Muita gente anda dizendo por aí que foi pega de “surpresa” pelo rebaixamento do Brasil. Das três, uma: ou é uma gente muito ingênua; ou está mentindo; ou então não lê este modesto Blog na Internet.
A escolha dentre as três? Deixo ao vosso critério.
O rebaixamento do Brasil e as perspectivas econômicas para 2015
Publicado originalmente em 25.3.14
Ontem, a agência de risco americana Standard & Poors “rebaixou” a nota no Brasil em seu ranking de classificação de países. Até aí, nada de novo. A notícia era tão esperada que, hoje, o dólar caiu e a bolsa subiu pelo sétimo dia consecutivo, numa prova de que o rebaixamento do país já estava “precificado” pelo mercado.
Não me interessa, aqui, falar dos problemas dessas classificações efetuadas pelas agências americanas. Isso já foi objeto em outra oportunidade (aqui). Tampouco me interessa analisar a fundo a credibilidade da S&P, que está sendo, com razão, processada pelo governo americano pela pantomima que ela e suas colegas Fitch e Moddy’s aprontaram em 2008 (aqui). Interessa-me, na verdade, projetar o que devemos esperar para o ano que vem.
“Não será um pouco cedo para discutir 2015?”, deve estar você se perguntando.
Ao que eu respondo “não”.
Do ponto de vista macroeconômico, as condições de 2014 já estão dadas. Teremos mais um ano de crescimento baixo e inflação elevada. Salvo um ou outro sobressalto decorrente do período eleitoral, não teremos um estresse continuado no mercado acionário, nem veremos o Brasil passar por uma crise semelhante às que o acometeram em 1995, 1997, 1999 e 2002. É dizer: teremos mais um ano perdido, mas o mundo não vai se acabar por causa disso.
Para 2015, no entanto, as perspectivas são um pouco mais pesadas. Muitos dos nossos problemas estão sendo jogados para debaixo do tapete por conta das eleições de outubro. Como tratá-los significa, na maior parte dos casos, tomar medidas impopulares, ninguém quer arcar com o custo eleitoral de adotá-las. Por isso mesmo, eles vão sendo empurrados com a barriga. Só que a barriga brasileira, como sabemos, não é suficientemente sarada para levar tanta carga por tanto tempo.

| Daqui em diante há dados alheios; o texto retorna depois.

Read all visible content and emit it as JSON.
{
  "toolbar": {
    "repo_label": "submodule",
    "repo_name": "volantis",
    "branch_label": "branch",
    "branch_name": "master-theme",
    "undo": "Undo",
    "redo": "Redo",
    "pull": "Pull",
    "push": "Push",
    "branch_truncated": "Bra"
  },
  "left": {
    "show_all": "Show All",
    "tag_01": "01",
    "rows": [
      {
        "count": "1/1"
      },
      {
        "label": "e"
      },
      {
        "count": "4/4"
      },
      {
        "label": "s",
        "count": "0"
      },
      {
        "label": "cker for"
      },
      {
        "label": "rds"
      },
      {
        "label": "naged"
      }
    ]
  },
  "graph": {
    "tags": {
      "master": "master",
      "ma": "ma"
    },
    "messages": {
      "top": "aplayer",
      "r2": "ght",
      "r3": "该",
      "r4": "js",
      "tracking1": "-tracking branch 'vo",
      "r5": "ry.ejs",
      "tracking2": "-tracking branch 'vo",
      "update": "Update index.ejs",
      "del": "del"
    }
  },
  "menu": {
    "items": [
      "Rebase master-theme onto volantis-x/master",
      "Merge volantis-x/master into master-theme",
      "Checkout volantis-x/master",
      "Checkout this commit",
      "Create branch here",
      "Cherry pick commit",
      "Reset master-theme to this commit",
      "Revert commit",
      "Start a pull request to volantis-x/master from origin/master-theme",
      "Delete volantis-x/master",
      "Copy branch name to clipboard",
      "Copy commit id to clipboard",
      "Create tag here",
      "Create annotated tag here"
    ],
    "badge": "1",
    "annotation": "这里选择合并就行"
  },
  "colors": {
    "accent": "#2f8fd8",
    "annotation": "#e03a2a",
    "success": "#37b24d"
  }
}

Independentemente de quem venha a ganhar a eleição, há vários nós econômicos para desatar que, mais hora, menos hora, terão de ser enfrentados pelo inquilino do Palácio do Planalto. Pela ordem de gravidade, os principais problemas macroeconômicos brasileiros são os seguintes:
1 – Déficit nas transações correntes: Só no mês passado, US$ 7 bilhões foram embora do país. O déficit projetado para 2014 já chega aos US$ 80 bilhões. É um patamar claramente insustentável, ainda mais quando o Brasil experimenta baixo crescimento – o que tende a diminuir os dólares que vêm para investimentos no país – e as exportações estão em queda – que poderiam sustentar o déficit com o excedente comercial.

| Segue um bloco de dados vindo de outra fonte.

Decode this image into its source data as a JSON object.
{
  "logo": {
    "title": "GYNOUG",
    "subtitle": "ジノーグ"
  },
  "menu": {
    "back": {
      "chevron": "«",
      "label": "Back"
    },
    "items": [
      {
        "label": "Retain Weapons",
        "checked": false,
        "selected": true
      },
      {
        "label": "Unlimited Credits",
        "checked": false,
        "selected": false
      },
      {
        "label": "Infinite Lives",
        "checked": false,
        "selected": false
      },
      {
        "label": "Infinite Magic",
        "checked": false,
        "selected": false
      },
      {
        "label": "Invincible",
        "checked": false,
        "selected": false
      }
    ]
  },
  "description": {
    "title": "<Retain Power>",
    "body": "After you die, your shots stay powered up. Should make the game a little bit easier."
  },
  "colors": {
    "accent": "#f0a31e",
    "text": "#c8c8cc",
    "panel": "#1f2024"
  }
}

2 – Congelamento dos preços administrados: Já vamos para o segundo ano em que os preços administrados encontram-se virtualmente congelados, eletricidade e combustíveis à frente. É uma política suicida porque não há como arcar com o custo inflacionário por tempo indefinido. O congelamento das tarifas de energia já custou ao Tesouro R$ 10 bilhões (com mais R$ 20 bi por vir). O congelamento da gasolina asfixia o caixa da Petrobras, que perde valor de mercado, se endivida cada vez mais e fica sem ter como investir no pré-sal. Isso para não falar nas concessões de transportes públicos. Ou alguém por aí acha que as empresas de ônibus vão agüentar por muito tempo a política de preço fixo para as passagens?

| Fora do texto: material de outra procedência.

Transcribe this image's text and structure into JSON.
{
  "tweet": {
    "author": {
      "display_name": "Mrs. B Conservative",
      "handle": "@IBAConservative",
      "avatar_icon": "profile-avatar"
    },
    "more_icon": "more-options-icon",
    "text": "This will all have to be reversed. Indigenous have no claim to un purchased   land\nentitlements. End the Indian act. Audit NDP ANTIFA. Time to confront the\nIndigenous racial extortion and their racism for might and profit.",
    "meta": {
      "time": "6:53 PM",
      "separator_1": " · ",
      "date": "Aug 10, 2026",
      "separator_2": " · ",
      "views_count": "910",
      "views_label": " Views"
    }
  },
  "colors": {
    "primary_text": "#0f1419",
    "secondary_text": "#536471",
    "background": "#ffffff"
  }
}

3 – Represamento da inflação: Diretamente associado aos dois problemas acima, está o represamento dos índices de inflação. No primeiro caso, mantém-se o dólar artificialmente baixo para não forçar a subida dos preços a ele vinculados. No segundo, mantém-se congeladas as tarifas públicas para não interferir no cumprimento das metas de inflação. O problema é que, mais hora, menos hora, o dólar vai ter que subir e os preços públicos terão de ser reajustados. O Brasil conseguirá cumprir a meta se a inflação represada de dois anos for liberada de uma só vez?
Nesse contexto, bem se vê que o rebaixamento da nota do Brasil não tem qualquer importância imediata. Ele reflete apenas o retrato de problemas que nos fizeram chegar até aqui. Mais importante é discutir o que vamos fazer daqui pra frente. Ganhe quem ganhar ano que vem, receberá uma nau fazendo água por todos os lados. Espera-se apenas que tenha sabedoria suficiente para fazer o que é certo, ainda que ao custo de perda de popularidade.